In both Yoruba and Bamum culture, the idea of balance of power between the sexes grants both men and women an equal degree of power, but often in different ways. Both genders have their own characteristics and qualities that empower them and neither is complete without the other. In Yoruba, gender plays a primary role in Gelede masquerade and in its custom of empowering the queen while in Bamum gender roles are articulated in palace architecture and in the custom of allowing Queen Mother to check and balance king’s power.
Within a clear distinction of gender role, the power of women is emphasized and is articulated in concept, mask, performance, and setting of the Yoruba Gelede masquerade, which is a Yoruba festival honoring the women of the community. It is a manifestation of respect for the power of women, their life force and motherhood so that such power continues to benefit and protect the community. Gelede masks such as the Great Mother, the Spirit Bird mask, and the nocturnal mask, each representing composure, mystical form, and the inner head respectively, underscores female power. During the masquerade dancers, consisted only of males, express Yoruba ideals of male and female behaviors through dance movements. It is important to note that the performance is taken place at the market place which is considered as women’s space, for it is a center of social and economic activity for women whose common occupation it trading.

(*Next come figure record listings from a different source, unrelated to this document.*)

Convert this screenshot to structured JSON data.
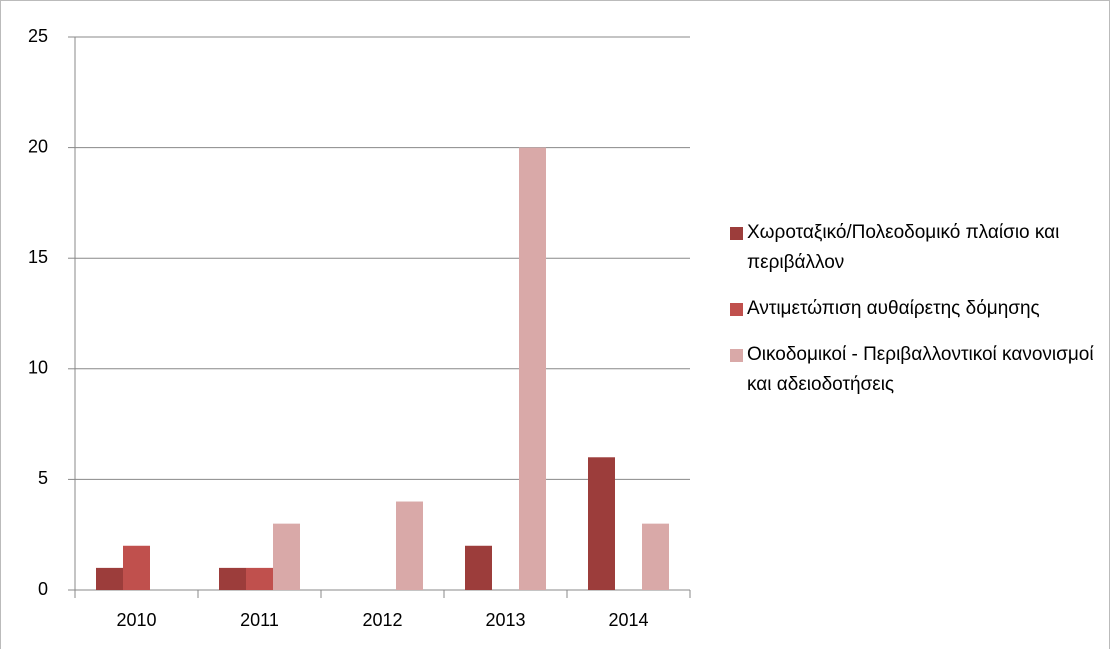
{
  "chart_data": {
    "type": "bar",
    "categories": [
      "2010",
      "2011",
      "2012",
      "2013",
      "2014"
    ],
    "series": [
      {
        "name": "Χωροταξικό/Πολεοδομικό πλαίσιο και περιβάλλον",
        "color": "#9c3d3b",
        "values": [
          1,
          1,
          0,
          2,
          6
        ]
      },
      {
        "name": "Αντιμετώπιση αυθαίρετης δόμησης",
        "color": "#c0504d",
        "values": [
          2,
          1,
          0,
          0,
          0
        ]
      },
      {
        "name": "Οικοδομικοί - Περιβαλλοντικοί κανονισμοί και αδειοδοτήσεις",
        "color": "#d9a9a8",
        "values": [
          0,
          3,
          4,
          20,
          3
        ]
      }
    ],
    "ylim": [
      0,
      25
    ],
    "yticks": [
      0,
      5,
      10,
      15,
      20,
      25
    ],
    "grid": true,
    "legend": "right"
  }
}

In Yoruba culture, gender role appears not only through Gelede masquerade but also in its custom of queen’s check on Oba’s power in royal palace. What cannot be done by king is often done by queen. By allowing queen to hold such power, Yoruba culture managed to maintain check and balance of power within palace. Take one of Yoruba custom for instance. King is prohibited to look into his own crown or wear it himself while queen is not. Due to such check and balance, Yoruba king’s power remains great yet fragile.